Over the two years of my Marie Curie Intra-European Fellowship my research has focused heavily on the development and adoption of new analytical and laboratory techniques, to expand the power of analyses performed on degraded sources of DNA. I have undertaken a series of parallel, related experiments and analyses that have produced the following outcomes.

1) Through a large scale, comprehensive comparison and assessment of published techniques that deal with the recovery of nucleic acids (DNA and RNA) from formalin fixed materials, I have developed and published guidelines that will help future researchers identify exactly which methods should be used in what situations.

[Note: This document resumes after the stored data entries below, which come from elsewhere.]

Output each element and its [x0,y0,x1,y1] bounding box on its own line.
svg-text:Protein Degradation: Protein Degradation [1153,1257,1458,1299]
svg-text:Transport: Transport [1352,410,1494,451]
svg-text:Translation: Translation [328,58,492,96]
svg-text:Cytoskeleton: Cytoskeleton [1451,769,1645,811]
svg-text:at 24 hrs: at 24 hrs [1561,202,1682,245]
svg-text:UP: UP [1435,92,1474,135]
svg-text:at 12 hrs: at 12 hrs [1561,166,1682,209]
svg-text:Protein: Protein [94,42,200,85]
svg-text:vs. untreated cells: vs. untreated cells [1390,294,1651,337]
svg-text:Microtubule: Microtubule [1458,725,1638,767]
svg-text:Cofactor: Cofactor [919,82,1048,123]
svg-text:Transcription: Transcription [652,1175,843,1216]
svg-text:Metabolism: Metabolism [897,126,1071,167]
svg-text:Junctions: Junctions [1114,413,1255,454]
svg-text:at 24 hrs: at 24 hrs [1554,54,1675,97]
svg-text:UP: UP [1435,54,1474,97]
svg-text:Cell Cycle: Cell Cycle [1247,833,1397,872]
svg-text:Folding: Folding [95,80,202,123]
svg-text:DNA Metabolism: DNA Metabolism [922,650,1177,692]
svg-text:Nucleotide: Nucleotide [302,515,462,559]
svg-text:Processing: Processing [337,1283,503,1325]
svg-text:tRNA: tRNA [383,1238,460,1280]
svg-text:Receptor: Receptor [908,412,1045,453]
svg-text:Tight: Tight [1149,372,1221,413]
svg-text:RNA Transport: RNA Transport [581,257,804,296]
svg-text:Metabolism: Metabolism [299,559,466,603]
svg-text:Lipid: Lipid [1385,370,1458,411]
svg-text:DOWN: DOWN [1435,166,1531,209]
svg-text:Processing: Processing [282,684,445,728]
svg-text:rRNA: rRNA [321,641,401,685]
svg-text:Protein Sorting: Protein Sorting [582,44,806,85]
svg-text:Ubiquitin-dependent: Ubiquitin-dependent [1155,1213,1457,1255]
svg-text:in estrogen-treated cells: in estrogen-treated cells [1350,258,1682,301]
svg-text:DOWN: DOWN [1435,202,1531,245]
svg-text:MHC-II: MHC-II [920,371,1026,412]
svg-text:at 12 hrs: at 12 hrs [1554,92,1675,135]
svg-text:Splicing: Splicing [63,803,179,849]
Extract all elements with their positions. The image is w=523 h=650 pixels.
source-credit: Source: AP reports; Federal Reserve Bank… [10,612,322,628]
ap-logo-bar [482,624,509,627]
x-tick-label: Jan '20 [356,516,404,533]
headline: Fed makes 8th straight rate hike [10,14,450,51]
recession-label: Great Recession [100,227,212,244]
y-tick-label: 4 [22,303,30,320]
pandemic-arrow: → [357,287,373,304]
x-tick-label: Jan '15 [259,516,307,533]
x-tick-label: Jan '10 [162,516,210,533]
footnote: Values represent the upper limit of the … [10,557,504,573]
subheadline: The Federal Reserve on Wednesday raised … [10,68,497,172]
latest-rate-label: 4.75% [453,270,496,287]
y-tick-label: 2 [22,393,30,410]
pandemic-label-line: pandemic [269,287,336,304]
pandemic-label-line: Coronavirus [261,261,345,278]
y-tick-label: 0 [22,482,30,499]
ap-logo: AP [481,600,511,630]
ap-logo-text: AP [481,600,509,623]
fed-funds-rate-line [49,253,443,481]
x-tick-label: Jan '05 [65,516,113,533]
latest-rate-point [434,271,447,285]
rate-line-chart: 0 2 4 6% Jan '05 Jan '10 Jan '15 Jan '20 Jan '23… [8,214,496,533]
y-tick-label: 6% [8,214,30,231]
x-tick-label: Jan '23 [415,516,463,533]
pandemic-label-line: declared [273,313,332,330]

2) I have investigated the use of multiplex PCR with minisequencing as a tool for the rapid simultaneous typing of up to 52 nuclear DNA SNPs in a single reaction. The results indicate that the success of the tool correlates strongly with nucleic acid quality, and that while useful on recently fixed tissues, the method is not suitable for using on older samples.
3) I have used archival frozen HIV-1 infected blood samples dating to the early 1980s to investigate the origin and spread of HIV-1 out of Africa and into the Americas, Europe and Australia. The data indicates that Haiti played a key stepping stone in the spread of this disease, and that HIV-1 was present in the United States over 10 years before it was first identified.
4) I have investigated the use of new high-throughput sequencing-by-synthesis platforms, Roche's FLX and GS20, in the analysis of degraded sources of DNA. In particular I have undertaken analysis to (a) develop the tools required to work with samples containing extremely low levels of DNA, (b) analysed the quality of the data to investigate what problems may exist with it and (c) developed methods to couple it with PCR. This research has been extremely fruitful. In particular, I have demonstrated the feasibility of working with very DNA-poor tissues in this way, using keratinous tissues such as hair shaft to rapidly generate 15 complete ancient mammoth mtDNA genomes. I have also developed a 'primer-barcoding' methodology that enables the large scale pooling of PCR amplicons into single reaction, economising the process considerably. Furthermore, I have performed data analyses that both characterise the inherent sequencing errors present in the system and provide insights into the DNA damage problems suffered by old sources of DNA.

The funding and valuable experience provided by this fellowship, as well as the wide media coverage of the results of my research has enabled me to successfully be awarded the position of Associate Professor at the University of Copenhagen's Biological Institute.